Dimensions Area=½ x d1 x d2

Circle Formula

Dimensions Area=π x r 2

=πr2

Geometry Formulas in Building Space

Cube Formula

Volume or side of the cube( V)= S( 3)/ V= s x s x s.

The total surface area of the cube = 6 x( side x side).

Perimeter of Cube= 12 x ribs

Area of one side = edge x edge

Block Formula

Volume balok( V)= Length x width x large or V = p x l x t

Surface area of the block =( 2 x p x l)+( 2 x p x t)+( 2 x l x t).

Space Diagonal = Base of( p squared+ l squared+ t squared)

Perimeter of the Block= 4 x( p+ l+ t)

Triangular Prism Formula

Triangular prism volume( V)= Area of the base of the triangle x large or

V =½ x p x l x t

Surface area = perimeter of the base of the triangle x size +( 2 x area of the base of the triangle).

Limas Segiempat

Volume files( V)= 1/ 3 x area of base x large or

V = 1/ 3 x p x l x t

Surface area of a rectangular pyramid = area of the base + area of the pyramid.

Triangular pyramid

Triangular pyramid volume( V)= 1/ 3 x area of base x large or

V = 1/ 3 x( 1/ 2 x a x b) x t.

L surface = area of the base + area of the pyramid.

Tube

Triangular pyramid volume( V)= 1/ 3 x area of base x large or

V = 1/ 3 x( 1/ 2 x a x b) x t.

L surface = area of the base + area of the pyramid.

Cone Formula

Volume of cone= 1/ 3 xπ x r2 x t

Surface area =

(π x r2)+

(π x r x s)

Ball formula

ball volume= 4/ 3 xπ x r3

Surface Area= 4 xπ x r2

Components In Geometry

3 The main Geometry components must be known:

Early, Point is the presence of a place or position in space( distance), As well as having a long as well as having no thickness.

Second, A line is a group of points- a point that has a length as well as no width.

Third, A plane is a surface where there is a line that can connect 2 point on the surface.

Examples of Geometry Series Questions

1. a = length of the base of the triangle There is something amoeba after that the amoeba separates itself until it becomes 2 in each 6 minute.

Until how many amoebas after an hour, which when at first only there 2 amoeba.
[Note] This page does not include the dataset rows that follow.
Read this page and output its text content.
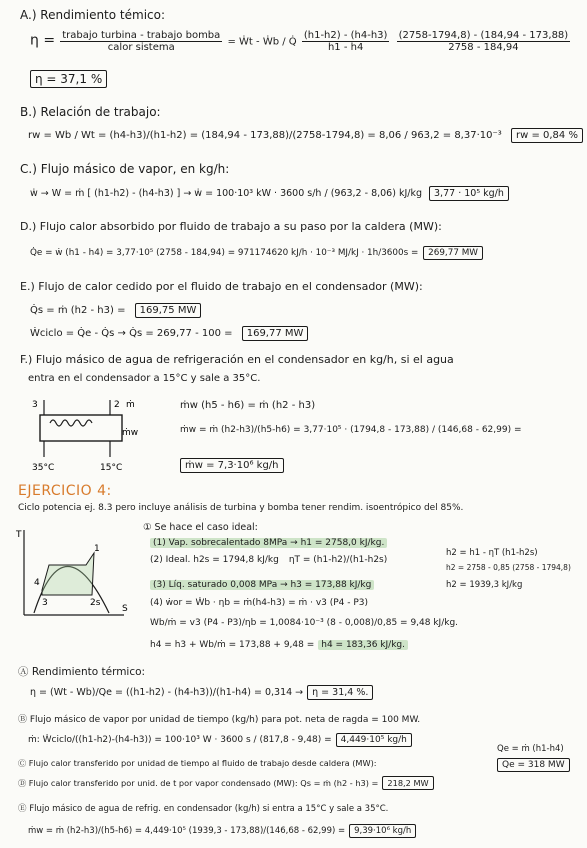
A.) Rendimiento témico:
$\eta = \frac{\text{trabajo turbina - trabajo bomba}}{\text{calor sistema}}$ = Ẇt - Ẇb / Q̇ $\frac{(h1-h2) - (h4-h3)}{h1 - h4}$
$\frac{(2758-1794,8) - (184,94 - 173,88)}{2758 - 184,94}$
η = 37,1 %
B.) Relación de trabajo:
rw = Wb / Wt = (h4-h3)/(h1-h2) = (184,94 - 173,88)/(2758-1794,8) = 8,06 / 963,2 = 8,37·10⁻³ rw = 0,84 %
C.) Flujo másico de vapor, en kg/h:
ẇ → W = ṁ [ (h1-h2) - (h4-h3) ] → ẇ = 100·10³ kW · 3600 s/h / (963,2 - 8,06) kJ/kg 3,77 · 10⁵ kg/h
D.) Flujo calor absorbido por fluido de trabajo a su paso por la caldera (MW):
Q̇e = ẇ (h1 - h4) = 3,77·10⁵ (2758 - 184,94) = 971174620 kJ/h · 10⁻³ MJ/kJ · 1h/3600s = 269,77 MW
E.) Flujo de calor cedido por el fluido de trabajo en el condensador (MW):
Q̇s = ṁ (h2 - h3) = 169,75 MW
Ẇciclo = Q̇e - Q̇s → Q̇s = 269,77 - 100 = 169,77 MW
F.) Flujo másico de agua de refrigeración en el condensador en kg/h, si el agua
entra en el condensador a 15°C y sale a 35°C.
3	2 ṁ
ṁw
35°C	15°C
ṁw (h5 - h6) = ṁ (h2 - h3)
ṁw = ṁ (h2-h3)/(h5-h6) = 3,77·10⁵ · (1794,8 - 173,88) / (146,68 - 62,99) =
ṁw = 7,3·10⁶ kg/h
EJERCICIO 4:
Ciclo potencia ej. 8.3 pero incluye análisis de turbina y bomba tener rendim. isoentrópico del 85%.
T
S
1
2s
3
4
① Se hace el caso ideal:
(1) Vap. sobrecalentado 8MPa → h1 = 2758,0 kJ/kg.
(2) Ideal. h2s = 1794,8 kJ/kg ηT = (h1-h2)/(h1-h2s)
h2 = h1 - ηT (h1-h2s)
h2 = 2758 - 0,85 (2758 - 1794,8)
(3) Líq. saturado 0,008 MPa → h3 = 173,88 kJ/kg	h2 = 1939,3 kJ/kg
(4) ẇor = Ẇb · ηb = ṁ(h4-h3) = ṁ · v3 (P4 - P3)
Wb/ṁ = v3 (P4 - P3)/ηb = 1,0084·10⁻³ (8 - 0,008)/0,85 = 9,48 kJ/kg.
h4 = h3 + Wb/ṁ = 173,88 + 9,48 = h4 = 183,36 kJ/kg.
Ⓐ Rendimiento térmico:
η = (Wt - Wb)/Qe = ((h1-h2) - (h4-h3))/(h1-h4) = 0,314 → η = 31,4 %.
Ⓑ Flujo másico de vapor por unidad de tiempo (kg/h) para pot. neta de ragda = 100 MW.
ṁ: Ẇciclo/((h1-h2)-(h4-h3)) = 100·10³ W · 3600 s / (817,8 - 9,48) = 4,449·10⁵ kg/h
Ⓒ Flujo calor transferido por unidad de tiempo al fluido de trabajo desde caldera (MW):
Qe = ṁ (h1-h4)
Qe = 318 MW
Ⓓ Flujo calor transferido por unid. de t por vapor condensado (MW): Qs = ṁ (h2 - h3) = 218,2 MW
Ⓔ Flujo másico de agua de refrig. en condensador (kg/h) si entra a 15°C y sale a 35°C.
ṁw = ṁ (h2-h3)/(h5-h6) = 4,449·10⁵ (1939,3 - 173,88)/(146,68 - 62,99) = 9,39·10⁶ kg/h
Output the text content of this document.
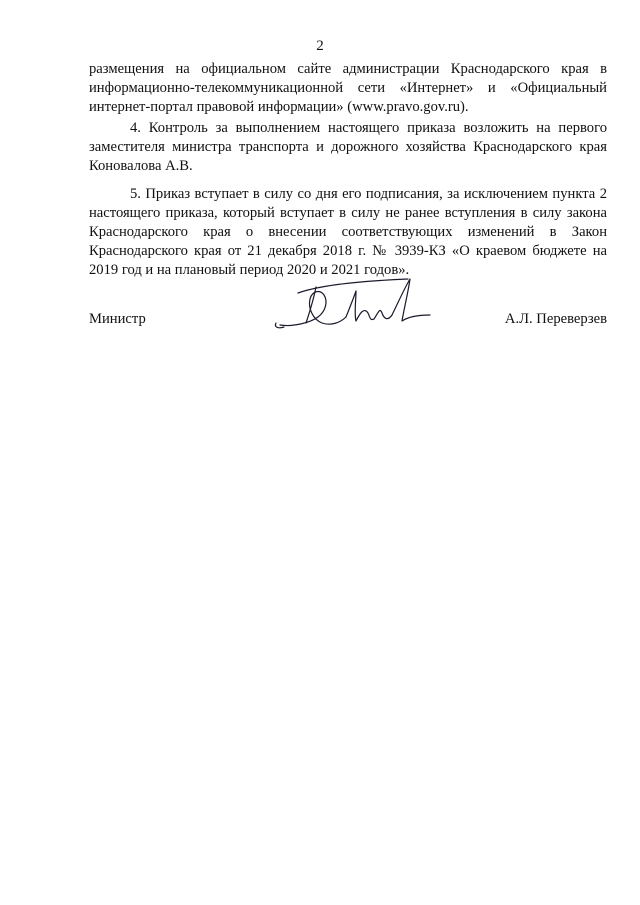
2

размещения на официальном сайте администрации Краснодарского края в информационно-телекоммуникационной сети «Интернет» и «Официальный интернет-портал правовой информации» (www.pravo.gov.ru).

4. Контроль за выполнением настоящего приказа возложить на первого заместителя министра транспорта и дорожного хозяйства Краснодарского края Коновалова А.В.

5. Приказ вступает в силу со дня его подписания, за исключением пункта 2 настоящего приказа, который вступает в силу не ранее вступления в силу закона Краснодарского края о внесении соответствующих изменений в Закон Краснодарского края от 21 декабря 2018 г. № 3939-КЗ «О краевом бюджете на 2019 год и на плановый период 2020 и 2021 годов».

Министр	А.Л. Переверзев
After that count the Un term of the number of amoeba!

the answer:

Known:

a= 2

r= 2

n=( 1 jam/ 6 minute)+ 1= 11

To:

A = a. r. n– 1

A = 2. 2. 11– 1

= 210= 1024 amoeba fruit

To, Un tribe to search for the amoeba is as much as = 1024

amoeba fruit

Question Number. 2

2. There is a geometric line to obtain the Un quarter.

Until you find and count the second Un tribe 7 from the line 48, 24, 12, the!

the answer:

Dik:

a= 48

r= 1/ 2

To:

Un = ar n- 1

A = 48.( 1/ 2) n- 1

A = 48.( 2- 1) 1- n

A = 3. 16.( 2) 1- n

U7= 3. 24

( 2) 1- n

U7= 3. 2 5– n

To, the th Un tribe 7 it is = 3. 25- n

Mention and explain the components in geometry!